Articles about flying cars in the MSM (main stream media) tend to follow a certain pattern. They look at current efforts of building flying cars—which remarkably all look a lot like regular, non-flying cars. If you’re lucky these articles also discuss past efforts, so that you get some historical perspective—for instance, the perspective that people have been designing, prototyping and dismissing flying cars for almost a century. And these articles often close with some made-up theory about how flying cars would lead to mayhem in the sky, followed by conjecture that this may be why we don’t have flying cars yet.
One of my larger objections to this trope is teleological in nature. I contend that we already have flying cars. They were invented in 1903 by two American brothers called Wright and have since taken the world by storm.
It turns out that if you put it like that, a whole lot of people will say: “but that’s not a flying car, that’s an airplane!” So what makes something a flying car? The image we have of flying cars is something straight out of the Jetsons or Back to the Future. It needs to be a vehicle. It needs to land and take off pretty much anywhere you like. It needs to be compact enough to park it near your house and comfortable enough to use for commuting or shopping. And it needs to have two more things, which I will discuss in a second. What it doesn’t need is to look like a car or to have wheels.
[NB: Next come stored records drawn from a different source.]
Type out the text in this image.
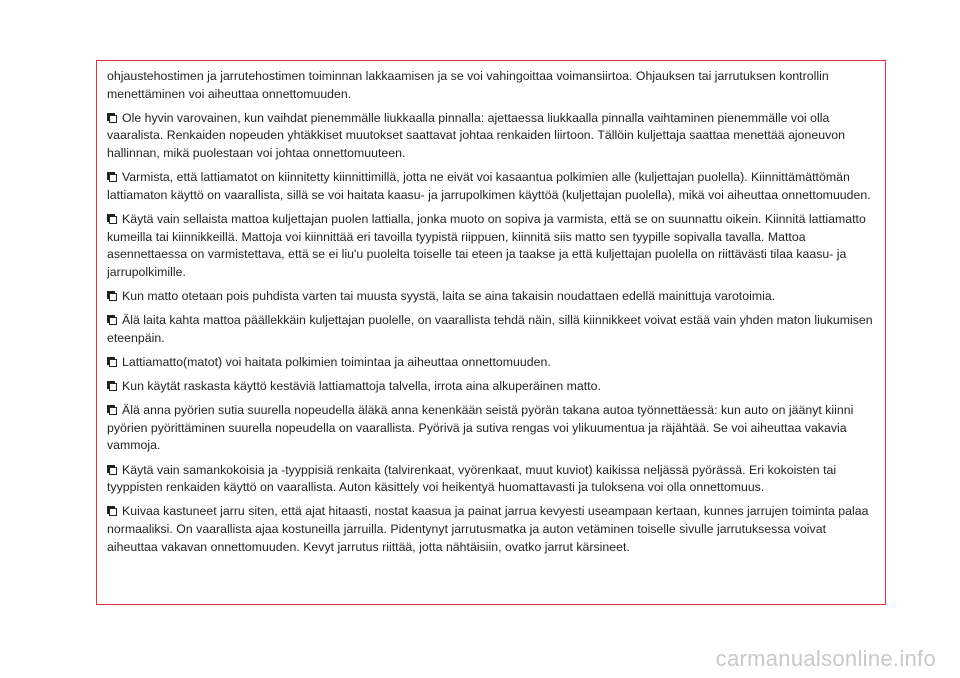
ohjaustehostimen ja jarrutehostimen toiminnan lakkaamisen ja se voi vahingoittaa voimansiirtoa. Ohjauksen tai jarrutuksen kontrollin menettäminen voi aiheuttaa onnettomuuden.

Ole hyvin varovainen, kun vaihdat pienemmälle liukkaalla pinnalla: ajettaessa liukkaalla pinnalla vaihtaminen pienemmälle voi olla vaaralista. Renkaiden nopeuden yhtäkkiset muutokset saattavat johtaa renkaiden liirtoon. Tällöin kuljettaja saattaa menettää ajoneuvon hallinnan, mikä puolestaan voi johtaa onnettomuuteen.

Varmista, että lattiamatot on kiinnitetty kiinnittimillä, jotta ne eivät voi kasaantua polkimien alle (kuljettajan puolella). Kiinnittämättömän lattiamaton käyttö on vaarallista, sillä se voi haitata kaasu- ja jarrupolkimen käyttöä (kuljettajan puolella), mikä voi aiheuttaa onnettomuuden.

Käytä vain sellaista mattoa kuljettajan puolen lattialla, jonka muoto on sopiva ja varmista, että se on suunnattu oikein. Kiinnitä lattiamatto kumeilla tai kiinnikkeillä. Mattoja voi kiinnittää eri tavoilla tyypistä riippuen, kiinnitä siis matto sen tyypille sopivalla tavalla. Mattoa asennettaessa on varmistettava, että se ei liu'u puolelta toiselle tai eteen ja taakse ja että kuljettajan puolella on riittävästi tilaa kaasu- ja jarrupolkimille.

Kun matto otetaan pois puhdista varten tai muusta syystä, laita se aina takaisin noudattaen edellä mainittuja varotoimia.

Älä laita kahta mattoa päällekkäin kuljettajan puolelle, on vaarallista tehdä näin, sillä kiinnikkeet voivat estää vain yhden maton liukumisen eteenpäin.

Lattiamatto(matot) voi haitata polkimien toimintaa ja aiheuttaa onnettomuuden.

Kun käytät raskasta käyttö kestäviä lattiamattoja talvella, irrota aina alkuperäinen matto.

Älä anna pyörien sutia suurella nopeudella äläkä anna kenenkään seistä pyörän takana autoa työnnettäessä: kun auto on jäänyt kiinni pyörien pyörittäminen suurella nopeudella on vaarallista. Pyörivä ja sutiva rengas voi ylikuumentua ja räjähtää. Se voi aiheuttaa vakavia vammoja.

Käytä vain samankokoisia ja -tyyppisiä renkaita (talvirenkaat, vyörenkaat, muut kuviot) kaikissa neljässä pyörässä. Eri kokoisten tai tyyppisten renkaiden käyttö on vaarallista. Auton käsittely voi heikentyä huomattavasti ja tuloksena voi olla onnettomuus.

Kuivaa kastuneet jarru siten, että ajat hitaasti, nostat kaasua ja painat jarrua kevyesti useampaan kertaan, kunnes jarrujen toiminta palaa normaaliksi. On vaarallista ajaa kostuneilla jarruilla. Pidentynyt jarrutusmatka ja auton vetäminen toiselle sivulle jarrutuksessa voivat aiheuttaa vakavan onnettomuuden. Kevyt jarrutus riittää, jotta nähtäisiin, ovatko jarrut kärsineet.

carmanualsonline.info
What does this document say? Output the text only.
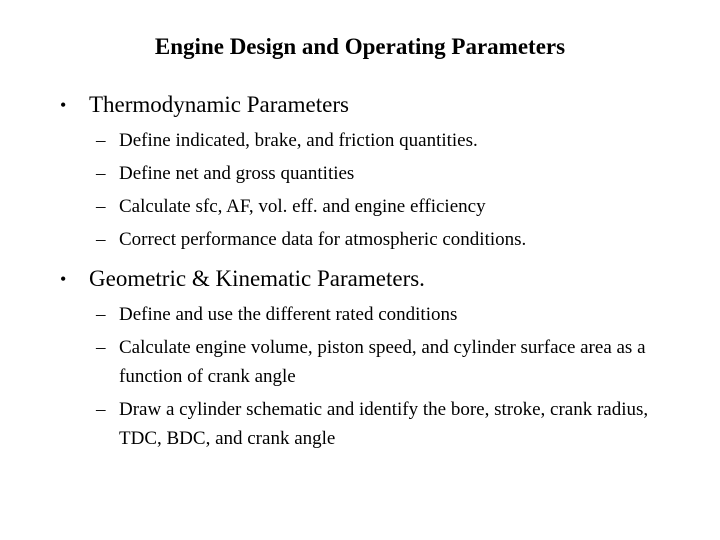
Engine Design and Operating Parameters
• Thermodynamic Parameters
– Define indicated, brake, and friction quantities.
– Define net and gross quantities
– Calculate sfc, AF, vol. eff. and engine efficiency
– Correct performance data for atmospheric conditions.
• Geometric & Kinematic Parameters.
– Define and use the different rated conditions
– Calculate engine volume, piston speed, and cylinder surface area as a function of crank angle
– Draw a cylinder schematic and identify the bore, stroke, crank radius, TDC, BDC, and crank angle
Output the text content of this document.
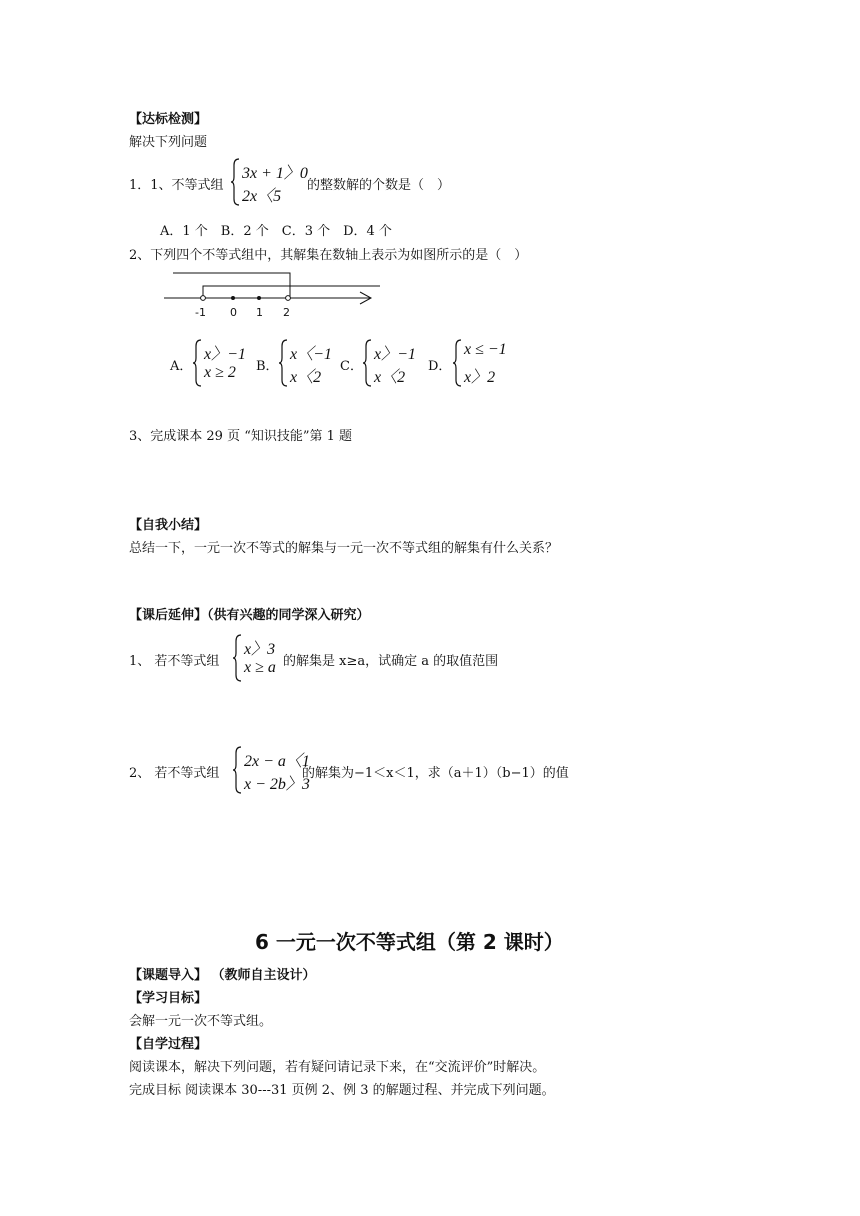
【达标检测】
解决下列问题
1．1、不等式组
3x + 1〉0
2x〈5
的整数解的个数是（　）
A．1 个　B．2 个　C．3 个　D．4 个
2、下列四个不等式组中，其解集在数轴上表示为如图所示的是（　）
-1 0 1 2
A．
x〉−1
x ≥ 2 B．
x〈−1
x〈2
C．
x〉−1
x〈2
D．
x ≤ −1
x〉2
3、完成课本 29 页 “知识技能”第 1 题
【自我小结】
总结一下，一元一次不等式的解集与一元一次不等式组的解集有什么关系？
【课后延伸】（供有兴趣的同学深入研究）
1、 若不等式组
x〉3
x ≥ a 的解集是 x≥a，试确定 a 的取值范围
2、 若不等式组
2x − a〈1
x − 2b〉3
的解集为−1＜x＜1，求（a＋1）（b−1）的值
6 一元一次不等式组（第 2 课时）
【课题导入】 （教师自主设计）
【学习目标】
会解一元一次不等式组。
【自学过程】
阅读课本，解决下列问题，若有疑问请记录下来，在“交流评价”时解决。
完成目标 阅读课本 30---31 页例 2、例 3 的解题过程、并完成下列问题。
Even if you bring these extra limitations into the definition of flying cars, you still have the problem that this vehicle already exists. It’s called a helicopter. You have also introduced a problem for the lazy journalists, because this stricter definition of ‘flying car’ no longer includes any of the flying cars currently under development. The Pal-V’s and Terrafugias require dedicated airstrips to land and take off, so unless you live on an airport, they are not flying cars.
These modern flying cars are basically roadworthy aircraft. They look like cars (at least the bottom half) because when they are on the road, they are cars. What they are designed to solve is the problem that you aren’t allowed to land a helicopter just anywhere. They are 10% technological innovation and 90% legal work-around.
The way land-bound cars are advertised it would seem that their main purpose is personal freedom, especially freedom from roads full of other cars. Obviously if you own a car you realize that this is just a fantasy. If you use your car for commuting, you get used to being stuck in traffic for a considerable chunk of your life. But maybe flying cars could provide a solution? So that’s the final limitation that separates conventional aircraft from flying cars.
So what makes a flying car again?
- It is a vehicle.
- That is capable of taking off and landing where and when its operator desires.
- That is allowed to take off and land where and when its operator desires.
Interestingly the very idea of what a flying car is also contributes to make it so that we don’t have them. The final two defining features are after all legal and psychological/sociological in nature, and such problems can be tricky to solve. (I wrote something other than ‘tricky to solve’, but I’ll leave the anti-technocratic rant for some other time.)